Syrian forces of President Bashar Assad are seen on al-Haara hill in Quneitra area, Syria July 17, 2018.
(photo credit: SANA/HANDOUT VIA REUTERS)
Slowly but surely, with the help of Russia, Iran and Hezbollah, President Bashar Assad is regaining control over Syria. The process is still underway, but all the regional actors realize that Syria, in its current territorial format, is here to stay. The possibility that the “new” Syria might become a federation (similarly to Iraq) has not yet been ruled out, but even if it materializes, Syria’s boundaries will not change. Internal importance aside, the recent developments in Syria enfold much more far-reaching, familiar implications, specifically that the Arab state in the Middle East has proven to be much more cohesive and resilient than many believed.
Not so long ago in 2016, the centennial “festivities” commemorating the Sykes-Picot Agreement of 1916 were accompanied by the assessment that the days of many Arab states are numbered and that the events of the Arab Spring and their outcomes – including the declaration of the caliphate of ISIS – represent a belated correction to the artificial borders of the Arab states, which had been drawn by the hands of Western colonialism in the wake of WWI. But here we are, two years later, and there has been no change to the borders of any Arab state.

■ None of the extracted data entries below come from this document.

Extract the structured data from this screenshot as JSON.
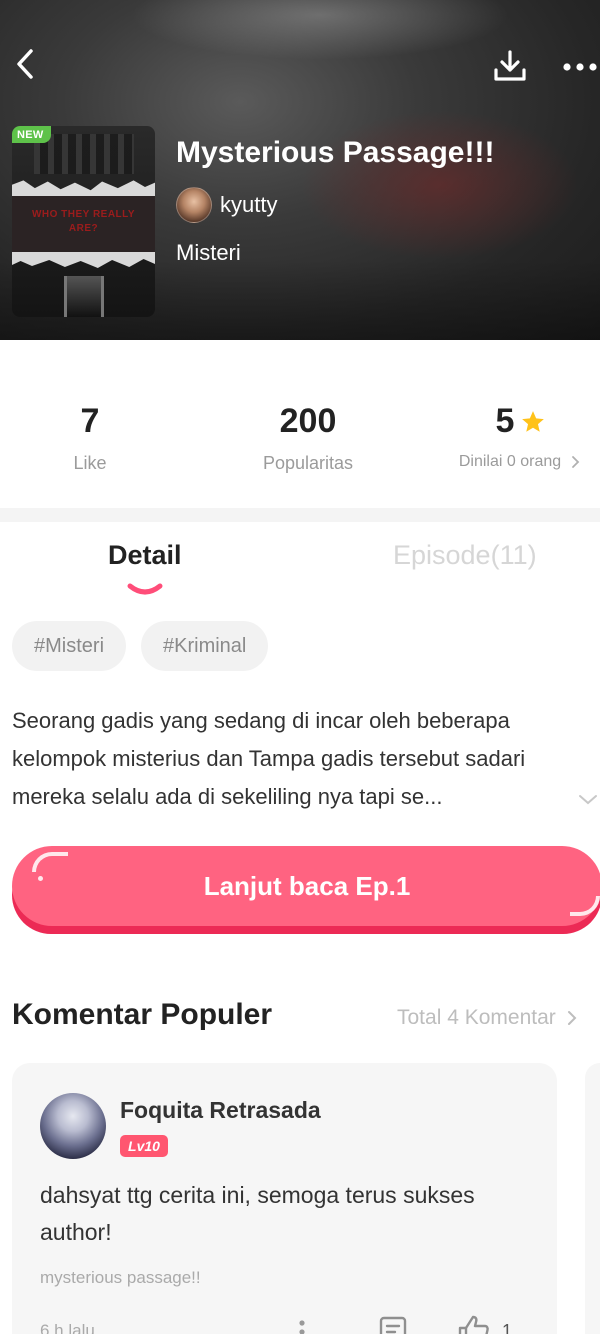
{
  "header": {
    "new_badge": "NEW",
    "title": "Mysterious Passage!!!",
    "author": "kyutty",
    "genre": "Misteri",
    "cover_text": "WHO THEY REALLY ARE?"
  },
  "stats": {
    "likes": "7",
    "likes_label": "Like",
    "popularity": "200",
    "popularity_label": "Popularitas",
    "rating": "5",
    "rating_label": "Dinilai 0 orang"
  },
  "tabs": {
    "detail": "Detail",
    "episode": "Episode(11)"
  },
  "tags": [
    "#Misteri",
    "#Kriminal"
  ],
  "description": "Seorang gadis yang sedang di incar oleh beberapa kelompok misterius dan Tampa gadis tersebut sadari mereka selalu ada di sekeliling nya tapi se...",
  "cta": {
    "label": "Lanjut baca Ep.1"
  },
  "comments": {
    "section_title": "Komentar Populer",
    "total_label": "Total 4 Komentar",
    "items": [
      {
        "user": "Foquita Retrasada",
        "level": "Lv10",
        "text": "dahsyat ttg cerita ini, semoga terus sukses author!",
        "ref": "mysterious passage!!",
        "time": "6 h lalu",
        "likes": "1"
      }
    ]
  },
  "colors": {
    "accent": "#ff6381",
    "accent_dark": "#ec2a55",
    "new_badge": "#5ec24a",
    "star": "#ffc21a",
    "level_badge": "#ff5670"
  },
  "icons": {
    "back": "chevron-left-icon",
    "download": "download-icon",
    "more": "more-dots-icon",
    "star": "star-icon",
    "chevron": "chevron-right-icon",
    "expand": "chevron-down-icon",
    "reply": "comment-icon",
    "like": "thumbs-up-icon"
  }
}
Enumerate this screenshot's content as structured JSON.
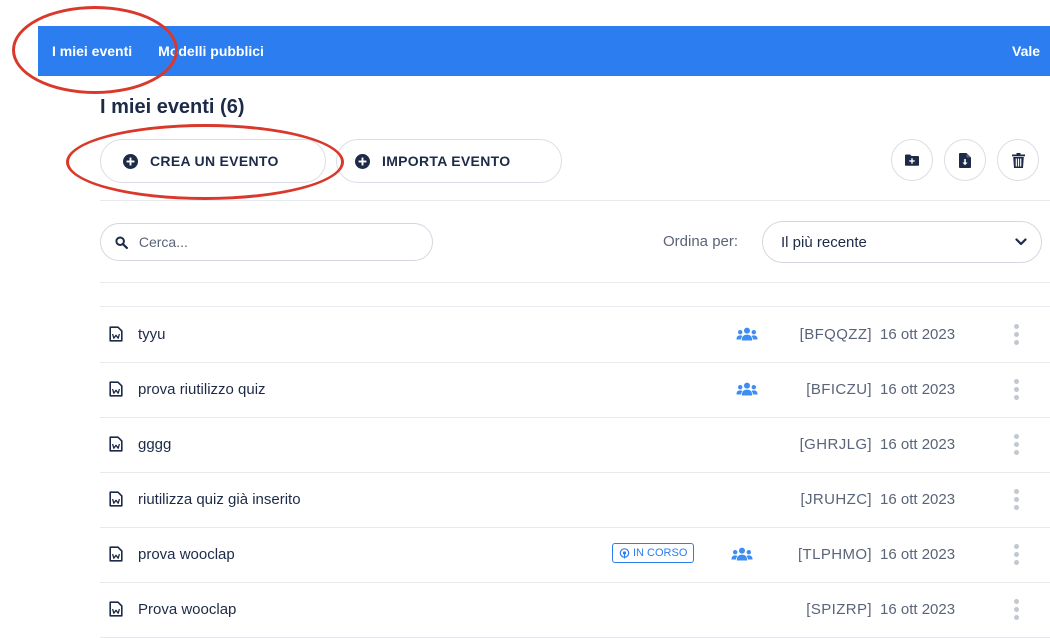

Several factors explain why the borders have not moved.
First, is the existence of a strong and stable national identity. In Egypt and Tunisia, territorial identity predated independence. As a result, territorial integrity withstood the threats posed by the recent shocks to these countries’ ruling powers. In more “artificial” states, the ruling establishment constructed a particular local identity through various socialization processes including national holidays, school textbooks, art and literature. The success of these efforts is difficult to quantify, but the existence of an Iraqi identity cannot be denied if, after 15 years of US occupation, ISIS-backed terrorism and a civil war, Iraq is on its way to recovery and is even conducting democratic elections.
Second, the “deep” state institutions have successfully coped with the local revolutions. In Egypt, the army and the legal system brought the system back to its pre-revolution condition. And in Tunisia, civil society forces managed to complete a democratic revolution, and were even awarded a Nobel Peace Prize for their efforts.
THIRD, THE involvement of external actors also contributed to the preservation of territorial integrity. Global and regional powers – Turkey, Iran, and Israel – have an interest in maintaining the status quo. Any violation of that could lead to instability and, ultimately, to war, rising oil prices, disruption to maritime traffic through the Persian Gulf and the Suez Canal, and to regional turmoil. The best example of such a contribution is, of course, Syria, which was largely saved by the involvement of Russia, Iran and Hezbollah. The US, Jordan and Israel also played a secondary role in this process. US involvement in Iraq had a similar stabilizing effect on that country. No less important is the fact that Iran also had an interest in maintaining Iraq’s territorial integrity, but wished to subjugate it to its influence. Moreover, all the global and regional powers (with the exception of Israel) prevented the secession of Iraq’s Kurdish area, due to concerns over irredentist claims by Kurds in neighboring states.
Fourth, several Arab leaders followed a shrewd strategy that prevented any deterioration in the situation. The manifest examples are the region’s monarchs, King Mohammed VI of Morocco and King Abdullah II of Jordan. Both initiated reforms designed to satisfy some popular demands and maintained dialogue with the opposition forces in their respective states. Demonstrations in Morocco and Jordan continue to erupt occasionally but have not yet deteriorated to the point of an actual threat to the monarchy or to the state’s territorial identity. A different situation prevails in Saudi Arabia and other Gulf states which used oil revenues to elicit the support of its citizens in exchange for a series of economic benefits and, more recently, governmental reforms. An interesting point is that the Gulf states – in particular UAE, Qatar, Oman, Kuwait and Saudi Arabia – score high on the Fragile States Index (reflecting weak central government, non-provision of public services, widespread corruption, refugees and a sharp economic decline).
Fifth, with the memory of civil war still fresh in their minds, the citizens of several countries, including Algeria, Lebanon, Sudan and the Palestinian territories, elected not to rock their respective governmental boats. As a result, the internal developments in these states are not expected to lead to territorial changes, with the exception of the Palestinians who are struggling to attain a state of their own.
All of which leads to the conclusion that Syria is not an exception in terms of the overall pattern of stable territorial integrity in the region. Even the two remaining states – Yemen and Libya – will not change the overall picture. There is a good chance that Yemen will break up into two entities (North and South) as was the situation before the unification in 1990; and Libya’s General Khalifa Haftar, commander of the Libyan National Army, appears to be geared to assume control over the entire country. Consequently, the main question that should be addressed by scholars of the modern Middle East is not why the territorial Arab states are destined to break up, but rather, what factors underlie their persistence, despite their artificial origin.
The writer is a professor of Islam and Middle Eastern Studies at the Hebrew University of Jerusalem and a board member of Mitvim – the Israeli Institute for Regional Foreign Policies.